Auch die übrigen vom Kläger vorgelegten Unterlagen aus der Türkei, die als Geburtsdatum den 1947 ausweisen, begründen keine solchen Zweifel. Denn soweit sie dieses Geburtsdatum aufführen, lässt sich dies zum einen damit erklären, dass das Dokument Personenstandsdaten wiedergibt, die zeitlich vor der gerichtlichen Berichtigung erhoben wurden, wie z.B. die Bescheinigung über den bis 1960 erfolgten Besuch der Primärschule vom April 2010 (Bl. 49 VA) und zum anderen damit, dass die entsprechenden Stellen von der im Jahr 1966 erfolgten Berichtigung nicht in Kenntnis gesetzt wurden und dort daher noch das zunächst vom Kläger verwendete und ursprünglich im Standesregister eingetragene Geburtsdatum dokumentiert war. Hiervon ist insbesondere in Bezug auf die übrigen vom Kläger vorgelegten Schulbescheinigungen auszugehen, die einen Schulbesuch zeitlich wenige Jahre nach dem ergangenen Berichtigungsurteil bestätigen. Auch aus der eidesstattlichen Versicherung der Mutter des Klägers, die nahezu 50 Jahre nach der seinerzeitigen gerichtlichen Berichtigungsentscheidung nunmehr die Richtigkeit des Geburtsdatum 1947 behauptet, vermag der Senat nichts Gegenteiliges herzuleiten.

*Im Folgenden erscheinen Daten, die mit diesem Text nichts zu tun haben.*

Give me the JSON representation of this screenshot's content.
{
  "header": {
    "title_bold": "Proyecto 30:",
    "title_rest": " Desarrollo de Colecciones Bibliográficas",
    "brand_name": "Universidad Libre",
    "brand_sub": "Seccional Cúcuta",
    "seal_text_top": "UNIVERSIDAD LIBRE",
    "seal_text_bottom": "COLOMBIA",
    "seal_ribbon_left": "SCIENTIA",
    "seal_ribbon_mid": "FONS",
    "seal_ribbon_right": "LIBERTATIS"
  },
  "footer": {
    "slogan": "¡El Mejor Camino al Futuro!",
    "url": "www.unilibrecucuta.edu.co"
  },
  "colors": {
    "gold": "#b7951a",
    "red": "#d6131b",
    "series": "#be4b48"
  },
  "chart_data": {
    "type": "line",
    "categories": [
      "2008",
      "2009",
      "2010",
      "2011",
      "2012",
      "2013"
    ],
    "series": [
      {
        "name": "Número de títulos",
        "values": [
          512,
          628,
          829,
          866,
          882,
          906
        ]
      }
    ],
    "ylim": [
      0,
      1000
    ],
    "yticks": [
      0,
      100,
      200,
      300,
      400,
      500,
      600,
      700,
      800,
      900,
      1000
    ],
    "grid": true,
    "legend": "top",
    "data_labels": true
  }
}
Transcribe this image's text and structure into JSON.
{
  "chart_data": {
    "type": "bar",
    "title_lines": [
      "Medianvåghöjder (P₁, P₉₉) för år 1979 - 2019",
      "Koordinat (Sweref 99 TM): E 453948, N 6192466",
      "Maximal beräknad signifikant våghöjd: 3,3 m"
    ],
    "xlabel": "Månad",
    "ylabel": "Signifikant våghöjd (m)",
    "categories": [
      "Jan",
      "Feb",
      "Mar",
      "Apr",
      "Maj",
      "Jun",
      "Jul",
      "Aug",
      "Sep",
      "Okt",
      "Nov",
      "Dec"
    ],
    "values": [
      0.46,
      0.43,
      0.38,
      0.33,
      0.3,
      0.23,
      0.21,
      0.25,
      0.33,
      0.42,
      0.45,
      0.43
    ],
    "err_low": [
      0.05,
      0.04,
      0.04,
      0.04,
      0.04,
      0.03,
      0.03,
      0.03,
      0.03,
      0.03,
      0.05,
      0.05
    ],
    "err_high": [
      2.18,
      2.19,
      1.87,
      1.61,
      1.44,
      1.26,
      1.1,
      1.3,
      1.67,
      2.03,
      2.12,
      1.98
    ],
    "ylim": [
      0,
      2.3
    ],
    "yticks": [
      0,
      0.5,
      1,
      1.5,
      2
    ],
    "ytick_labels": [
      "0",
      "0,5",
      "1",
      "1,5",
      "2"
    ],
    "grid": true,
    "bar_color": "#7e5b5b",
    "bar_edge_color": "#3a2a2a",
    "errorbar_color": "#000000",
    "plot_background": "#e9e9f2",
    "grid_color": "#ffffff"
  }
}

Schließlich ergeben sich aus den vorgelegten deutschen Dokumenten ebenfalls keine Hinweise auf die Fehlerhaftigkeit des türkischen Urteils. Das im Führerschein ausgewiesene Geburtsdatum 1947 wurde ausweislich des Ausstellungsdatums 12.09.1973 (Bl. 42 LSG-Akte) in zeitlichem Zusammenhang mit den hier zur Korrektur in Rede stehenden ersten Angaben bei Eintritt in die deutsche Sozialversicherung dokumentiert. Nichts anderes gilt für die vorgelegten Sozialversicherungsausweise, die jeweils nur die vergebenen Sozialversicherungsnummern dokumentieren. Auch wenn die genauen Umstände, wie es im Mai 2004 zur Vergabe einer Versicherungsnummer mit dem Geburtsdatum 1947 kam, nicht mehr geklärt werden können, steht doch fest, dass die damals - möglicherweise ohne entsprechende Übersetzung - vorgelegten Unterlagen, soweit sie vor den ersten Angaben des Klägers i.S. des § 33a Abs. 2 Nr. 2 SGB I datieren und somit allein maßgebend sind, gerade das Gegenteil der damals im Aktenvermerk dokumentierten Umstände ausweisen.

Soweit der Kläger weiterhin vorbringt, er sei "tatsächlich" am 1947 geboren, ist darauf hinzuweisen, dass der Gesetzgeber mit § 33a SGB I nicht an das "wahre" Geburtsdatum anknüpft, so dass von Seiten der Beklagten oder des Gerichts auch nicht der wahre historische Geburtstag zu ermitteln ist. Mit dieser Regelung wird das im Geltungsbereich des SGB maßgebliche Geburtsdatum vielmehr eigenständig definiert (vgl. BSG, Urteil vom 05.04.2001, a.a.O.).

Die Kostenentscheidung beruht auf § 193 SGG.

Für die Zulassung der Revision besteht keine Veranlassung.